C’est au milieu d’une carrière universitaire brillante, d’abord consacrée au mouvement ouvrier, que Michelle Perrot s’est imposée comme une des grandes historiennes des femmes.

Née en 1928 dans la petite bourgeoisie catholique parisienne, élevée dans un collège religieux de jeunes filles, soit une « éducation typiquement féminine », Michelle Perrot (son nom d’épouse) découvre la Sorbonne en 1946 et l’histoire sociale tournée vers le mouvement ouvrier.

Catholique, elle connaît l’attraction du communisme, dont elle s’éloigne à partir de 1957, se consacrant comme beaucoup de ses proches à l’action contre la guerre d’Algérie. Marquée par Mai 1968 où elle participe comme maître-assistante aux multiples activités de la Sorbonne occupée, elle connaît ensuite sa « conversion féministe » en liaison avec l’essor du mouvement des femmes.

Après avoir soutenu, en 1971, sa thèse sur « Les Ouvriers en grève (1871-1890) », sujet « viril » tant la grève était domaine masculin, elle s’engage dans le domaine nouveau qu’est l’histoire des femmes, donnant ses premiers cours sur ce thème en 1973.

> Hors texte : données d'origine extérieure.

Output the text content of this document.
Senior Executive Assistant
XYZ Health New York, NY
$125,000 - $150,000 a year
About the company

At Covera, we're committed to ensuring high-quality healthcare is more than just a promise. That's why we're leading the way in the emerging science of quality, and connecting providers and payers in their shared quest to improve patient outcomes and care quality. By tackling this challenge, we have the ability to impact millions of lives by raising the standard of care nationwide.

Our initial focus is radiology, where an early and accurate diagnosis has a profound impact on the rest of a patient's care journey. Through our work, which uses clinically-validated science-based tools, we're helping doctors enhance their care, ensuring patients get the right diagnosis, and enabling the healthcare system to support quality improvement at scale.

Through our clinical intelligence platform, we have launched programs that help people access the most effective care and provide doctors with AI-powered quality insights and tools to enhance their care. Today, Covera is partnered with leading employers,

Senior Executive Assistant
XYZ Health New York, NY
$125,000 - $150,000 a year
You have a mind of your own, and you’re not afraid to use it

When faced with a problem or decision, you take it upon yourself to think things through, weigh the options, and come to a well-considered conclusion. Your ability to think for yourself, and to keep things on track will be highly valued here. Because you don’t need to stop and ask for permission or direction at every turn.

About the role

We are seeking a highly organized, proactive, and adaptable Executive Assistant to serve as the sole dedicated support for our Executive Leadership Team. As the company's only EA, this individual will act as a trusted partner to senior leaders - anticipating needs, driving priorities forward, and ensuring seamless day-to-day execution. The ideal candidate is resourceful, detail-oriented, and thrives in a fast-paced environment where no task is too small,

De ses multiples études, communications et conférences, dont beaucoup sont reprises dans son recueil Les Femmes ou les silences de l’Histoire (Flammarion, 1998) se dégage le souci de restituer, de reconstituer une histoire globale dont les femmes cesseraient d’être exclues.

Elle co-dirige ensuite avec Georges Duby la première grande synthèse que sont les cinq volumes de l’Histoire des Femmes en Occident, de l’Antiquité à nos jours (Plon, 1991-1992). (Source : Babélio)

 

Quatrième de couverture :

 

 « Je suis entrée comme apprentie chez MM. Durand frères. J'avais alors douze ans. » Ainsi commence le témoignage de Lucie Baud (1870-1913), ouvrière en soie du Dauphiné, femme rebelle et oubliée, en dépit de grèves mémorables. Une ouvrière méconnue peut-elle être une héroïne ? Michelle Perrot s'efforce de comprendre son itinéraire en renouant les fils d'une histoire pleine de bruits et d'ombres, énigmatique et mélancolique. Mélancolie d'un mouvement ouvrier qui échoue, d'une femme acculée au départ et peut-être au suicide, de l'historienne enfin, confrontée à l'opacité des sources et à l'incertitude des interprétations.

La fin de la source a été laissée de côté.